体が動くうちに回収し、思い出に変えるか、あるいはS&P500に再投資して複利で回す。
「金の使い道」を選べるのは、若くて健康なうちだけだという事実を直視しなさい。
「繰り下げ」は、資産形成に失敗した敗者の選択肢だ
FPとして、残酷な真実を言います。
必死になって受給開始を遅らせ、少しでも月額を増やそうとするのは、「年金以外に頼れる資産がない人」です。
「月10万じゃ暮らせない、月18万にしないと生きていけない…」
そうやって死ぬ気で我慢するのは、現役時代に資産形成(牙を研ぐこと)をサボったツケを払わされているに過ぎません。
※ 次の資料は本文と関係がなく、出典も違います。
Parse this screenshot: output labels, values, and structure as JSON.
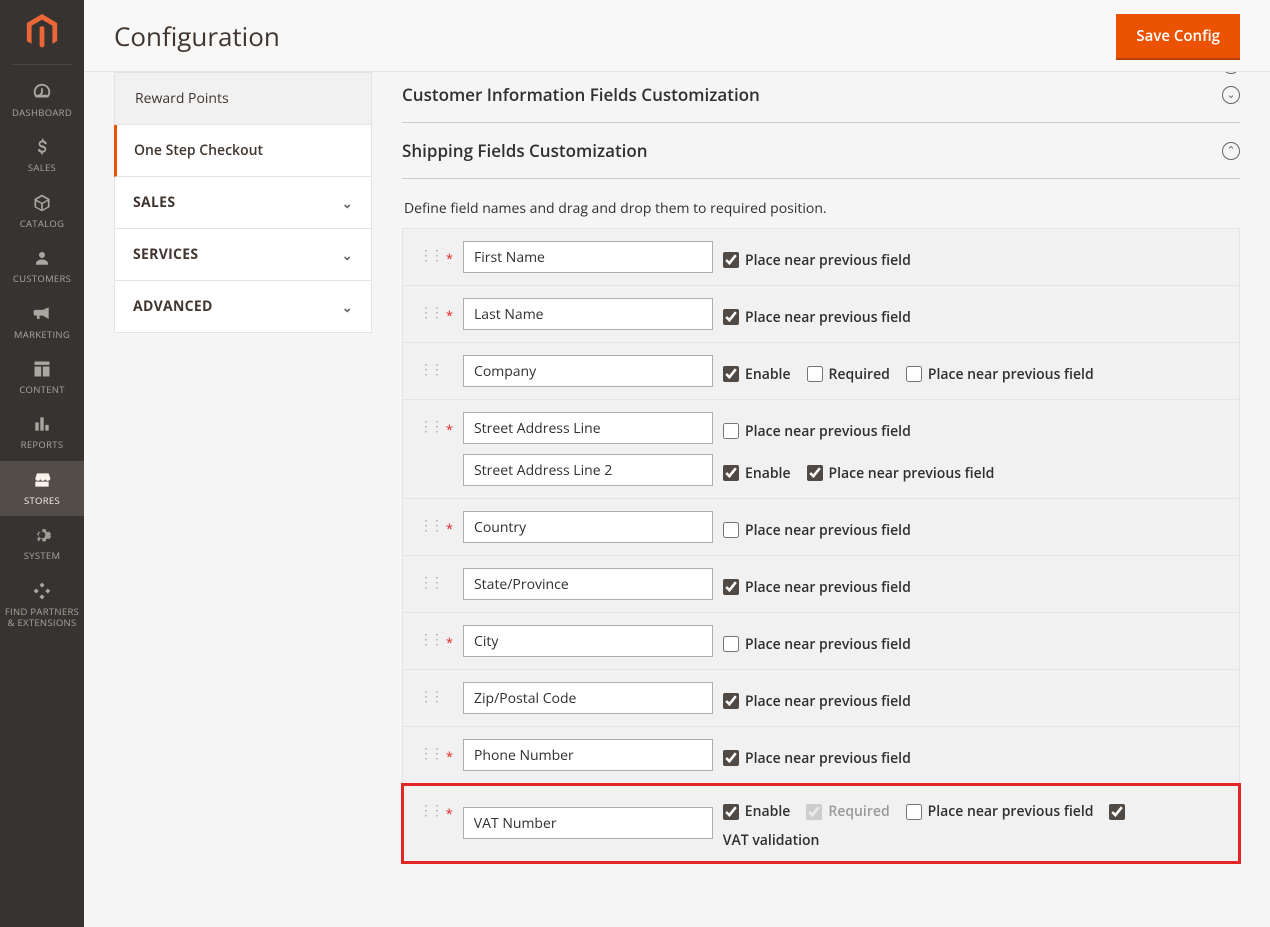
{
  "header": {
    "title": "Configuration",
    "save_label": "Save Config"
  },
  "nav": {
    "items": [
      {
        "label": "DASHBOARD"
      },
      {
        "label": "SALES"
      },
      {
        "label": "CATALOG"
      },
      {
        "label": "CUSTOMERS"
      },
      {
        "label": "MARKETING"
      },
      {
        "label": "CONTENT"
      },
      {
        "label": "REPORTS"
      },
      {
        "label": "STORES"
      },
      {
        "label": "SYSTEM"
      },
      {
        "label": "FIND PARTNERS & EXTENSIONS"
      }
    ]
  },
  "sidebar": {
    "reward_points": "Reward Points",
    "one_step_checkout": "One Step Checkout",
    "sales": "SALES",
    "services": "SERVICES",
    "advanced": "ADVANCED"
  },
  "sections": {
    "customer_info": "Customer Information Fields Customization",
    "shipping": "Shipping Fields Customization",
    "shipping_desc": "Define field names and drag and drop them to required position."
  },
  "labels": {
    "place_near": "Place near previous field",
    "enable": "Enable",
    "required": "Required",
    "vat_validation": "VAT validation"
  },
  "fields": [
    {
      "name": "First Name",
      "required": true,
      "checks": [
        {
          "type": "place_near",
          "checked": true
        }
      ]
    },
    {
      "name": "Last Name",
      "required": true,
      "checks": [
        {
          "type": "place_near",
          "checked": true
        }
      ]
    },
    {
      "name": "Company",
      "required": false,
      "checks": [
        {
          "type": "enable",
          "checked": true
        },
        {
          "type": "required",
          "checked": false
        },
        {
          "type": "place_near",
          "checked": false
        }
      ]
    },
    {
      "name": "Street Address Line",
      "required": true,
      "extra_line": {
        "name": "Street Address Line 2",
        "checks": [
          {
            "type": "enable",
            "checked": true
          },
          {
            "type": "place_near",
            "checked": true
          }
        ]
      },
      "checks": [
        {
          "type": "place_near",
          "checked": false
        }
      ]
    },
    {
      "name": "Country",
      "required": true,
      "checks": [
        {
          "type": "place_near",
          "checked": false
        }
      ]
    },
    {
      "name": "State/Province",
      "required": false,
      "checks": [
        {
          "type": "place_near",
          "checked": true
        }
      ]
    },
    {
      "name": "City",
      "required": true,
      "checks": [
        {
          "type": "place_near",
          "checked": false
        }
      ]
    },
    {
      "name": "Zip/Postal Code",
      "required": false,
      "checks": [
        {
          "type": "place_near",
          "checked": true
        }
      ]
    },
    {
      "name": "Phone Number",
      "required": true,
      "checks": [
        {
          "type": "place_near",
          "checked": true
        }
      ]
    },
    {
      "name": "VAT Number",
      "required": true,
      "highlighted": true,
      "checks": [
        {
          "type": "enable",
          "checked": true
        },
        {
          "type": "required",
          "checked": true,
          "disabled": true
        },
        {
          "type": "place_near",
          "checked": false
        },
        {
          "type": "vat",
          "checked": true
        }
      ]
    }
  ],
  "colors": {
    "accent": "#eb5202",
    "highlight": "#e22626",
    "nav_bg": "#373330",
    "nav_active": "#524d49"
  }
}
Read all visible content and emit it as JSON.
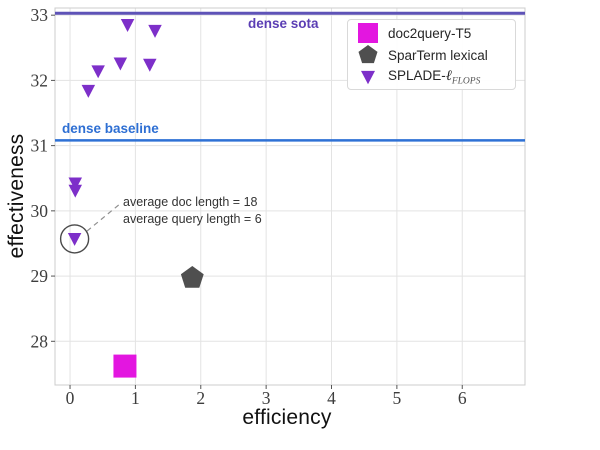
{
  "chart_data": {
    "type": "scatter",
    "title": "",
    "xlabel": "efficiency",
    "ylabel": "effectiveness",
    "xlim": [
      -0.23,
      6.96
    ],
    "ylim": [
      27.33,
      33.11
    ],
    "x_ticks": [
      0,
      1,
      2,
      3,
      4,
      5,
      6
    ],
    "y_ticks": [
      28,
      29,
      30,
      31,
      32,
      33
    ],
    "grid": true,
    "grid_color": "#e3e3e3",
    "spine_color": "#cccccc",
    "tick_mark_color": "#555555",
    "tick_label_color": "#3d3d3d",
    "series": [
      {
        "name": "doc2query-T5",
        "marker": "square",
        "color": "#e316e0",
        "size": 23,
        "points": [
          [
            0.84,
            27.62
          ]
        ]
      },
      {
        "name": "SparTerm lexical",
        "marker": "pentagon",
        "color": "#4f4f4f",
        "size": 12,
        "points": [
          [
            1.87,
            28.97
          ]
        ]
      },
      {
        "name": "SPLADE-ℓFLOPS",
        "marker": "triangle-down",
        "color": "#7d2fc9",
        "size": 13.5,
        "points": [
          [
            0.88,
            32.85
          ],
          [
            1.3,
            32.76
          ],
          [
            0.77,
            32.26
          ],
          [
            1.22,
            32.24
          ],
          [
            0.43,
            32.14
          ],
          [
            0.28,
            31.84
          ],
          [
            0.08,
            30.42
          ],
          [
            0.08,
            30.31
          ],
          [
            0.07,
            29.57
          ]
        ]
      }
    ],
    "reference_lines": [
      {
        "label": "dense sota",
        "y": 33.03,
        "color": "#5e53b7",
        "label_color": "#5b3eb4",
        "width": 3
      },
      {
        "label": "dense baseline",
        "y": 31.08,
        "color": "#2e71d5",
        "label_color": "#2e6fd3",
        "width": 2.5
      }
    ],
    "annotation": {
      "line1": "average doc length = 18",
      "line2": "average query length = 6",
      "circled_point": [
        0.07,
        29.57
      ],
      "circle_radius_px": 14,
      "circle_color": "#4a4a4a",
      "leader_color": "#909090",
      "leader": [
        [
          0.26,
          29.69
        ],
        [
          0.78,
          30.12
        ]
      ]
    },
    "legend_position": "upper right"
  },
  "legend": {
    "items": [
      {
        "label": "doc2query-T5",
        "marker": "square",
        "color": "#e316e0"
      },
      {
        "label": "SparTerm lexical",
        "marker": "pentagon",
        "color": "#4f4f4f"
      },
      {
        "label": "SPLADE-",
        "label_ell": "ℓ",
        "label_sub": "FLOPS",
        "marker": "triangle-down",
        "color": "#7d2fc9"
      }
    ]
  }
}
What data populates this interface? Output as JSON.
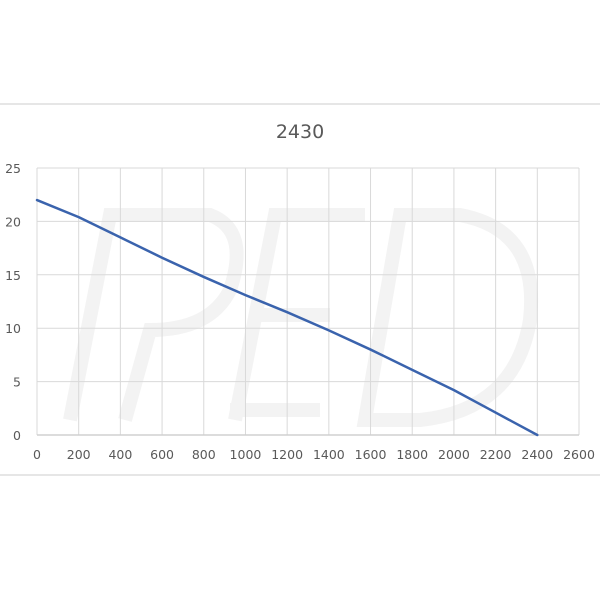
{
  "chart_data": {
    "type": "line",
    "title": "2430",
    "xlabel": "",
    "ylabel": "",
    "xlim": [
      0,
      2600
    ],
    "ylim": [
      0,
      25
    ],
    "x_ticks": [
      0,
      200,
      400,
      600,
      800,
      1000,
      1200,
      1400,
      1600,
      1800,
      2000,
      2200,
      2400,
      2600
    ],
    "y_ticks": [
      0,
      5,
      10,
      15,
      20,
      25
    ],
    "grid": true,
    "legend": null,
    "series": [
      {
        "name": "2430",
        "color": "#3a63ad",
        "x": [
          0,
          200,
          400,
          600,
          800,
          1000,
          1200,
          1400,
          1600,
          1800,
          2000,
          2200,
          2400
        ],
        "y": [
          22.0,
          20.4,
          18.5,
          16.6,
          14.8,
          13.1,
          11.5,
          9.8,
          8.0,
          6.1,
          4.2,
          2.1,
          0.0
        ]
      }
    ]
  },
  "colors": {
    "line": "#3a63ad",
    "grid": "#d9d9d9",
    "text": "#595959",
    "watermark": "#f3f3f3"
  },
  "watermark": "PED"
}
逆に、我々のような資本家マインドを持つ人間にとって、年金は生活費ではありません。
あくまで「お小遣い(ボーナス)」です。
資産からの配当所得で生活基盤は盤石。
だからこそ、年金は減額覚悟で60歳からもらい、「趣味代」や「再投資の種銭」として好き勝手に使う。
これが、真の勝者のポートフォリオです。
繰下げを選択肢に入れている時点で、あなたは「資産形成の敗北」を認めているようなものです。
まとめ:国から「現金」を奪還せよ
「損益分岐点は何歳か?」
FPにそう質問してくる人がいますが、そんな細かい計算をしている時点で思考が貧しいのです。
最大の損益分岐点は、「あなたが自由な意思で金を使える時間は、あと何年残っているか」です。
年金を繰り上げるために、今のうちに資産を築くのです。
60歳になった瞬間、国に向かってこう言い放ちましょう。
「私の金だ。今すぐ返せ。あとは自分で運用する」と。
国に財布の紐を握らせるな。
死ぬ直前まで通帳を眺めるだけの人生から、今すぐ脱却してください。